Think like a buyer, not a seller
Demand isn’t an abstract force that magically shows up to your site. You need a set of people and systems making a decision about whether your inventory is worth their next dollar and whether it will look good in their next campaign report. In practice, advertisers are looking for two things at the same time: ads that perform against campaign goals (viewability, clicks, reach, and outcomes), and ads that run in clean, brand-safe environments. At Freestar, it’s our job to make sure they can achieve both.
That lens changes the day-to-day work. Sales, programmatic, and supply partnerships stop operating in separate lanes and start functioning as a single feedback loop. When SSP signals tell you buyers are pulling back, or DSPs signal that performance is falling off, a single tweak won’t always cut it. You need to rebuild the conditions that make buyers confident, consistent, and willing to scale.
‘More ads’ is not a strategy
One of the most common misconceptions in monetization is that more ad slots automatically equal more revenue. But once you cross a clutter threshold, you start paying for “growth” with user experience, attention, and buyer trust. Visitors do less of what you want them to do, pages feel heavier, and advertisers see weaker outcomes even if you’ve served more impressions.
Research suggests performance holds steady at roughly five to eight ads per minute, but drops quickly beyond that. So, rather than asking how many ads you can fit in, tune ad density and formats to the experience. Short-term lift that triggers long-term demand loss is just churn.
Signals are the new storefront
In a world where a meaningful share of bid responses still depends on whether a cookie or other identifier is attached, your bid request has to carry credibility. That puts pressure on the basics: making sure the right information reaches the right partners, consistently and without gaps. Buyers need signals that explain what the user is doing, what the content is, and why the impression is worth more than the next one in the auction. When those signals are missing or inconsistent, bids soften, and average CPM becomes a ceiling you can’t break.
That’s why identity and contextual signals matter, even for publishers who don’t think of themselves as data companies. However, this isn’t about chasing every identifier on the market. Instead, make it easier for quality demand to recognize quality inventory, and to reward it accordingly. Improved signal quality wins better bids, as well as more of them.
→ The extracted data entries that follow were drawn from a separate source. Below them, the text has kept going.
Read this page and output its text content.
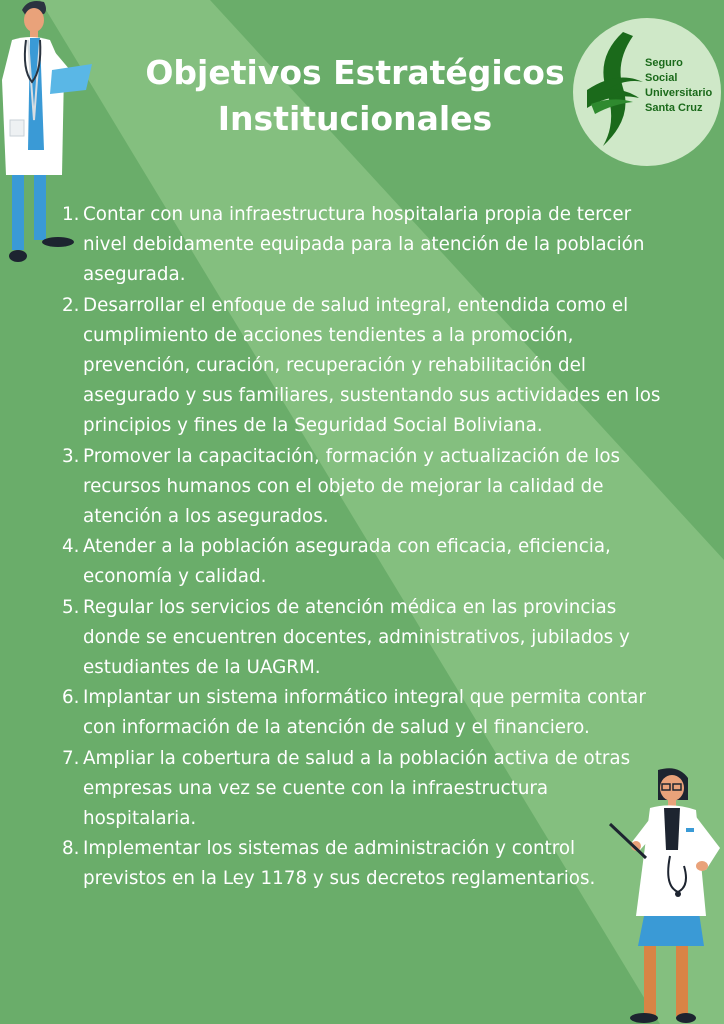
Objetivos Estratégicos
Institucionales
Seguro
Social
Universitario
Santa Cruz
1. Contar con una infraestructura hospitalaria propia de tercer nivel debidamente equipada para la atención de la población asegurada.
2. Desarrollar el enfoque de salud integral, entendida como el cumplimiento de acciones tendientes a la promoción, prevención, curación, recuperación y rehabilitación del asegurado y sus familiares, sustentando sus actividades en los principios y fines de la Seguridad Social Boliviana.
3. Promover la capacitación, formación y actualización de los recursos humanos con el objeto de mejorar la calidad de atención a los asegurados.
4. Atender a la población asegurada con eficacia, eficiencia, economía y calidad.
5. Regular los servicios de atención médica en las provincias donde se encuentren docentes, administrativos, jubilados y estudiantes de la UAGRM.
6. Implantar un sistema informático integral que permita contar con información de la atención de salud y el financiero.
7. Ampliar la cobertura de salud a la población activa de otras empresas una vez se cuente con la infraestructura hospitalaria.
8. Implementar los sistemas de administración y control previstos en la Ley 1178 y sus decretos reglamentarios.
AI is the demand-side eagle eye
The hardest part about protecting demand is the volume. Modern monetization stacks generate more data than any human team can read, and the signals that explain underperformance can be buried in billions of daily events. That’s where AI becomes an operating advantage, especially when it’s applied to the right questions.
On the demand side, we look at multiple benchmark sources and partner inputs to understand where risk and waste are creeping in. If several independent sources consistently flag the same issue, that’s a pattern worth addressing. AI helps us pull those perspectives into one view, spot outliers faster, and prioritize the fixes that will have the biggest impact on buyer confidence.
Standards beat surprises
Buyers will punish publishers for being unpredictable. If your ad layout changes week to week, if your policies are unclear, or if your partner mix creates inconsistent outcomes, the market responds the only way it knows how: it bids down, or it opts out. From an advertiser’s perspective, buying media should feel like ordering exactly what you specified. If you ordered a blue SUV and it arrived as a green SUV with scuff marks all over it, you wouldn’t call that a minor mismatch. That gap between expectation and delivery is the problem brands are trying to eliminate.
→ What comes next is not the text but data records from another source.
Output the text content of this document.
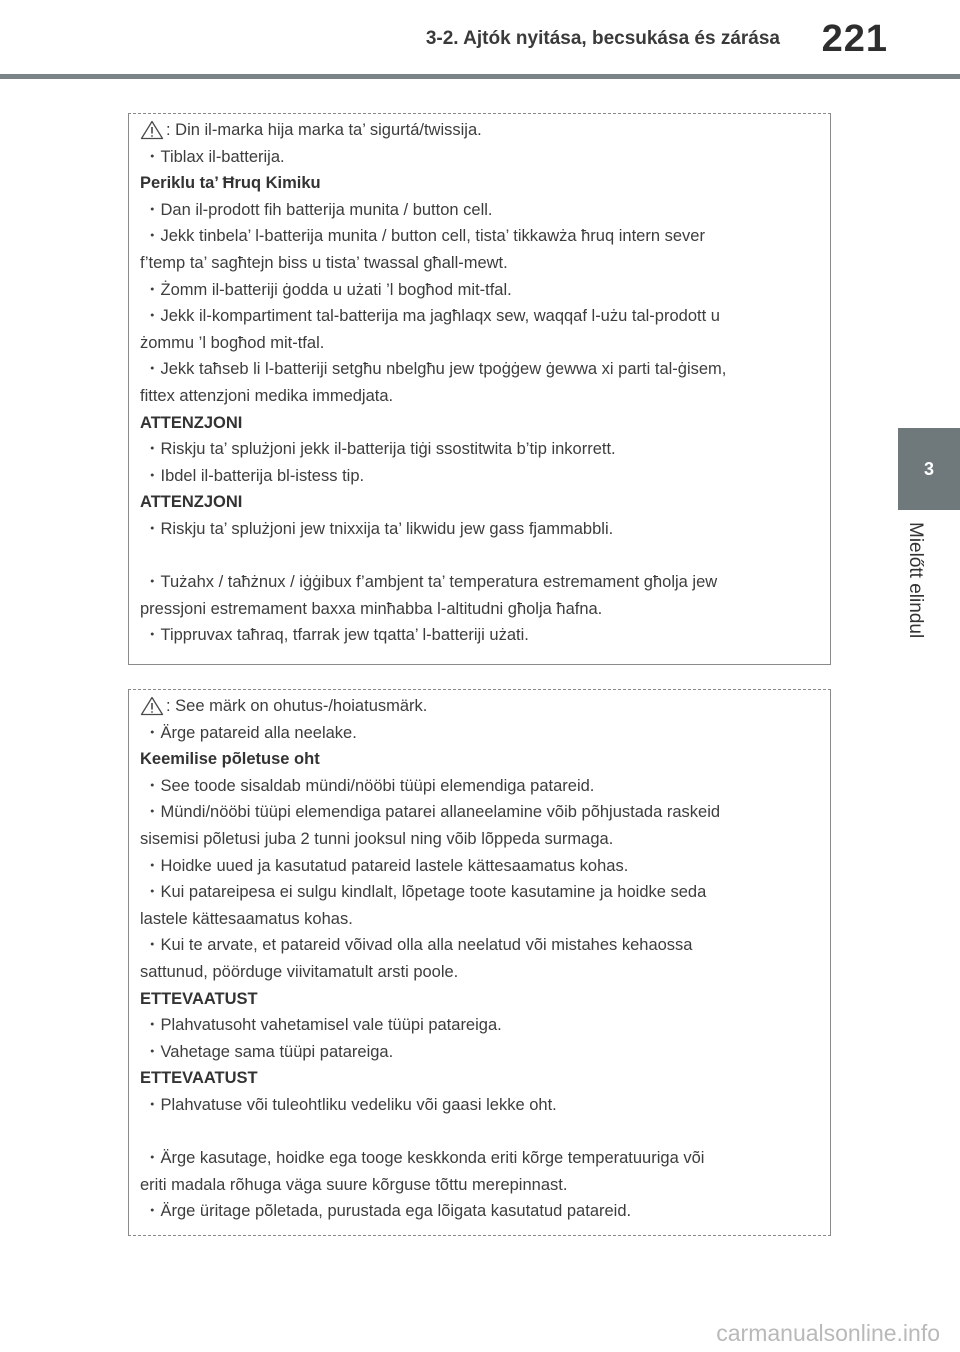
3-2. Ajtók nyitása, becsukása és zárása 221
3
Mielőtt elindul
: Din il-marka hija marka ta’ sigurtá/twissija.
・Tiblax il-batterija.
Periklu ta’ Ħruq Kimiku
・Dan il-prodott fih batterija munita / button cell.
・Jekk tinbela’ l-batterija munita / button cell, tista’ tikkawża ħruq intern sever
f’temp ta’ sagħtejn biss u tista’ twassal għall-mewt.
・Żomm il-batteriji ġodda u użati ’l bogħod mit-tfal.
・Jekk il-kompartiment tal-batterija ma jagħlaqx sew, waqqaf l-użu tal-prodott u
żommu ’l bogħod mit-tfal.
・Jekk taħseb li l-batteriji setgħu nbelgħu jew tpoġġew ġewwa xi parti tal-ġisem,
fittex attenzjoni medika immedjata.
ATTENZJONI
・Riskju ta’ splużjoni jekk il-batterija tiġi ssostitwita b’tip inkorrett.
・Ibdel il-batterija bl-istess tip.
ATTENZJONI
・Riskju ta’ splużjoni jew tnixxija ta’ likwidu jew gass fjammabbli.
・Tużahx / taħżnux / iġġibux f’ambjent ta’ temperatura estremament għolja jew
pressjoni estremament baxxa minħabba l-altitudni għolja ħafna.
・Tippruvax taħraq, tfarrak jew tqatta’ l-batteriji użati.
: See märk on ohutus-/hoiatusmärk.
・Ärge patareid alla neelake.
Keemilise põletuse oht
・See toode sisaldab mündi/nööbi tüüpi elemendiga patareid.
・Mündi/nööbi tüüpi elemendiga patarei allaneelamine võib põhjustada raskeid
sisemisi põletusi juba 2 tunni jooksul ning võib lõppeda surmaga.
・Hoidke uued ja kasutatud patareid lastele kättesaamatus kohas.
・Kui patareipesa ei sulgu kindlalt, lõpetage toote kasutamine ja hoidke seda
lastele kättesaamatus kohas.
・Kui te arvate, et patareid võivad olla alla neelatud või mistahes kehaossa
sattunud, pöörduge viivitamatult arsti poole.
ETTEVAATUST
・Plahvatusoht vahetamisel vale tüüpi patareiga.
・Vahetage sama tüüpi patareiga.
ETTEVAATUST
・Plahvatuse või tuleohtliku vedeliku või gaasi lekke oht.
・Ärge kasutage, hoidke ega tooge keskkonda eriti kõrge temperatuuriga või
eriti madala rõhuga väga suure kõrguse tõttu merepinnast.
・Ärge üritage põletada, purustada ega lõigata kasutatud patareid.
carmanualsonline.info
The solution is to set standards that protect both sides of the transaction. At Freestar, we spend time defining what “good” looks like for partners, demand sources, and site experiences, because those standards scale better than heroics. If you can say “yes” to the right demand and “not yet” to the wrong fit, you’ll reduce the friction that quietly taxes your revenue every day.
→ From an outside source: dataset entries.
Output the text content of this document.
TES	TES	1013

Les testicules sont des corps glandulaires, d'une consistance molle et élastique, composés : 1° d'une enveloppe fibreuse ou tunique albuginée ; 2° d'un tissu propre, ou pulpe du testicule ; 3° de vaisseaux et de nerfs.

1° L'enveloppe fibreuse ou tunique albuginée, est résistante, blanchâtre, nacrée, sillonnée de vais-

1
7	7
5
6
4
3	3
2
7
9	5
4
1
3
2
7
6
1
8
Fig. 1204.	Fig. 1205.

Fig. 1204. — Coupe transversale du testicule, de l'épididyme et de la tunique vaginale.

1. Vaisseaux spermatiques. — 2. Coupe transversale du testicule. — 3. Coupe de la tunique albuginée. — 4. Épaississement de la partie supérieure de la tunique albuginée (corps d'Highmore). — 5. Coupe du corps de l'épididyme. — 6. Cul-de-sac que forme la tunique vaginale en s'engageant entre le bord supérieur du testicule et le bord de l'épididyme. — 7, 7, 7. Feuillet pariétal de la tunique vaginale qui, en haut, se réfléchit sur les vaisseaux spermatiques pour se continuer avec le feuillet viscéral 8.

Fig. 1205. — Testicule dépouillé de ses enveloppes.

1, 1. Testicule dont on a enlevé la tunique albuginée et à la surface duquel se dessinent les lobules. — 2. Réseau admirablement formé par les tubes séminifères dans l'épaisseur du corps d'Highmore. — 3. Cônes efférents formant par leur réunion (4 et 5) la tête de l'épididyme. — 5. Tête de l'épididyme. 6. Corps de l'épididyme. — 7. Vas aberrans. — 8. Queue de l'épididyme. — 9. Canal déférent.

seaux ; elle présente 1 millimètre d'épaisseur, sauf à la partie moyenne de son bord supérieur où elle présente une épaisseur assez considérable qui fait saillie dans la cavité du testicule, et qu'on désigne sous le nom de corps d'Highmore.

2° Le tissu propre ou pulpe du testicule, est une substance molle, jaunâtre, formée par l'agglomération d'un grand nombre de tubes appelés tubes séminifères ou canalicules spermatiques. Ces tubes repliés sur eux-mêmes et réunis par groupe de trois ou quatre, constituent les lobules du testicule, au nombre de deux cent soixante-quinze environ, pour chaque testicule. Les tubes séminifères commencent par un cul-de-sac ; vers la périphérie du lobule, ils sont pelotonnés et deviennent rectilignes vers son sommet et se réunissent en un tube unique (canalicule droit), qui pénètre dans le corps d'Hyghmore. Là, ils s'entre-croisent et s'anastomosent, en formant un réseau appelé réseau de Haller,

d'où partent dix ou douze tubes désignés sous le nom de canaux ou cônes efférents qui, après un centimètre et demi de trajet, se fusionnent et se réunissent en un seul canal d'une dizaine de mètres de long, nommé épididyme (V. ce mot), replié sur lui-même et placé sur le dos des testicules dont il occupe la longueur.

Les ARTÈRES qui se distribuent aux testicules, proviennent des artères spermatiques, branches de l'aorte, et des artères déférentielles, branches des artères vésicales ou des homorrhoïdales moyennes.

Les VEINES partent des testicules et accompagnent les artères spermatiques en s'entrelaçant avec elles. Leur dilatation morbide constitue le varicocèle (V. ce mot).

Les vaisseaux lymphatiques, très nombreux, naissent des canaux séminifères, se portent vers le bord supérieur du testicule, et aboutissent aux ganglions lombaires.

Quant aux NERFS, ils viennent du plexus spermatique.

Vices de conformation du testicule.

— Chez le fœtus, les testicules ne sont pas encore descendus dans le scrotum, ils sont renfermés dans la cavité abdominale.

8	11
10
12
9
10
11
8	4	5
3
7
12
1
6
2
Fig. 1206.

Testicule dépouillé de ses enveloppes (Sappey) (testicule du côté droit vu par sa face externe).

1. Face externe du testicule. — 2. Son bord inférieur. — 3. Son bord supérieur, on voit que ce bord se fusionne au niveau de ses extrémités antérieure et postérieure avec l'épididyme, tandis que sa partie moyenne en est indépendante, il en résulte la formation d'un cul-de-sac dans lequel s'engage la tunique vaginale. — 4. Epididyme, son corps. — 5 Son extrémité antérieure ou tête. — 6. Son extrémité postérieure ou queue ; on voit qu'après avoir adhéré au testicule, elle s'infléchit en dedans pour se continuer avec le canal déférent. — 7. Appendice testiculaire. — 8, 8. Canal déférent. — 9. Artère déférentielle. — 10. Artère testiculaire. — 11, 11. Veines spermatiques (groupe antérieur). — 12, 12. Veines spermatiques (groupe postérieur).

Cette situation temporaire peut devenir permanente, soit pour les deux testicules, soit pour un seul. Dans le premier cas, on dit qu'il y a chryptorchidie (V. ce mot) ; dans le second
Where publisher-first growth actually originates
Publisher-first means building a monetization strategy that protects the long game: user trust, buyer trust, and operational clarity. When you do that, revenue becomes less volatile, relationships get easier, and your team spends more time growing than firefighting.
The publishers who win the next cycle won’t be the ones who squeezed in the most units. That requires innovation: making inventory easier to buy, safer to scale, and smarter to optimize. In short, programmatic requires a shift in mindset: earn demand first, and revenue follows.